The problem is
Find the prime factorization of $2^{22}+1$
I have a solution but I think there must be some better ways:
My Solution:
$2^{22}+1 = (2^{22} + 2 \cdot 2^{11} +1) - 2 \cdot 2^{11} = (2^{11}+1)^2 - 2^{12}$
and we can factor as
$(2^{11}+1-2^6)(2^11+1+2^6) = (2048+1-64)(2048+1+64)= 1985 \cdot 2113$
From here it's not infeasible by hand, but I think there must be a better method.
Suppose $p$ is a prime factor of $2^{22}+1$ greater than $5$. Then $2^{22}\equiv -1 \pmod{p}$. So we know the order of $2$ modulo $p$ is $44$, and thus $44 \mid p-1$. We conclude that $p = 44n+1$ for some $n$.

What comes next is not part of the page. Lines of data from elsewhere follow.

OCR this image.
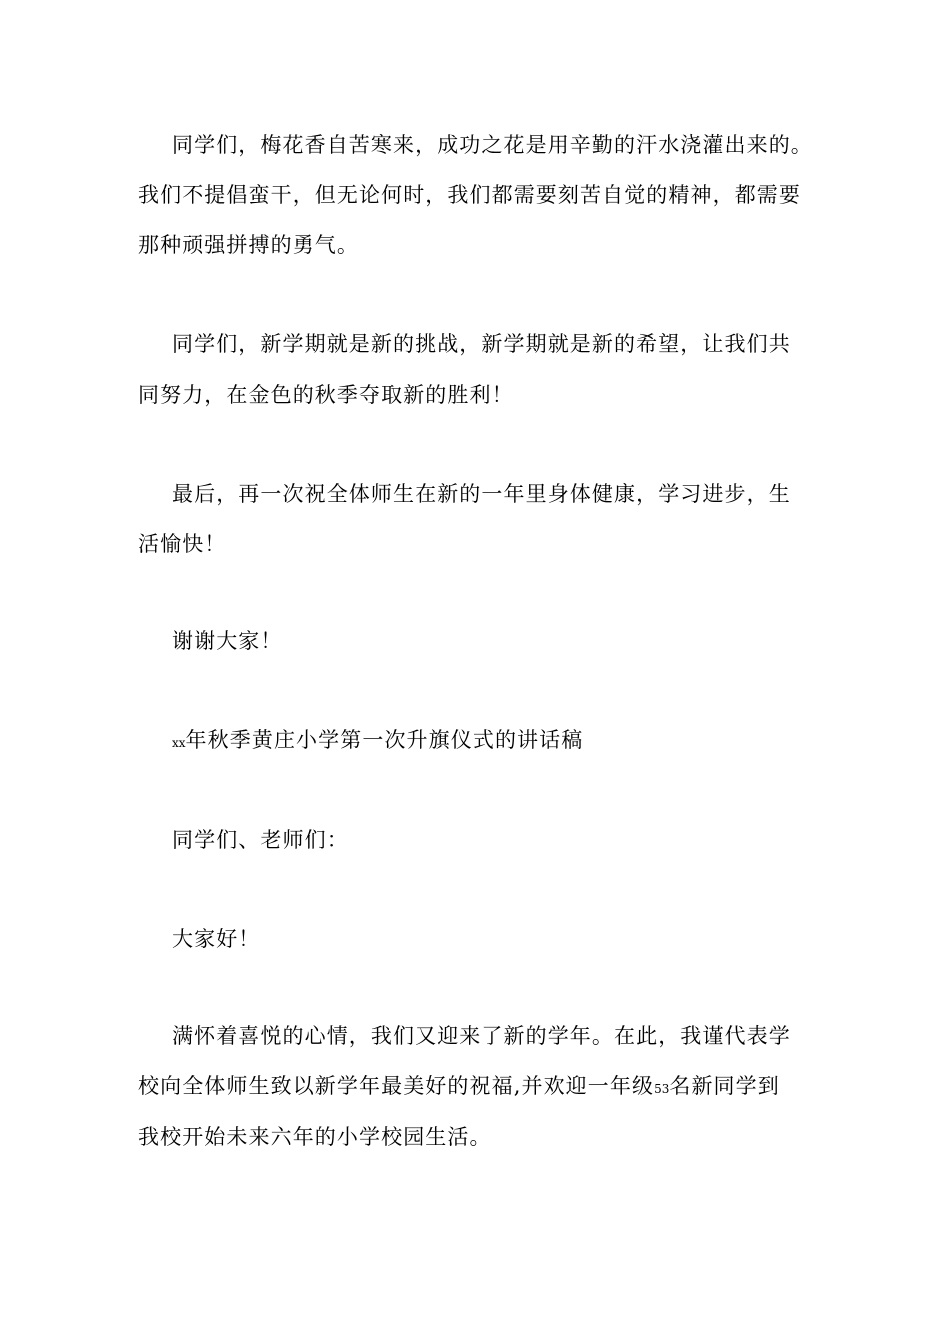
同学们，梅花香自苦寒来，成功之花是用辛勤的汗水浇灌出来的。
我们不提倡蛮干，但无论何时，我们都需要刻苦自觉的精神，都需要
那种顽强拼搏的勇气。
同学们，新学期就是新的挑战，新学期就是新的希望，让我们共
同努力，在金色的秋季夺取新的胜利！
最后，再一次祝全体师生在新的一年里身体健康，学习进步，生
活愉快！
谢谢大家！
xx年秋季黄庄小学第一次升旗仪式的讲话稿
同学们、老师们：
大家好！
满怀着喜悦的心情，我们又迎来了新的学年。在此，我谨代表学
校向全体师生致以新学年最美好的祝福,并欢迎一年级53名新同学到
我校开始未来六年的小学校园生活。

Using your factorization, we have that $\sqrt{2113} = 45.96\ldots$. There are no primes of the form $44n+1$ in the range between $5$ and $45$, so $2113$ is prime. To factor $1985$, the $5$ is easy, and we're left with $397$. Again, there are no primes of the form $44n+1$ in the range $5$ to $\sqrt{397}$, so it's prime too.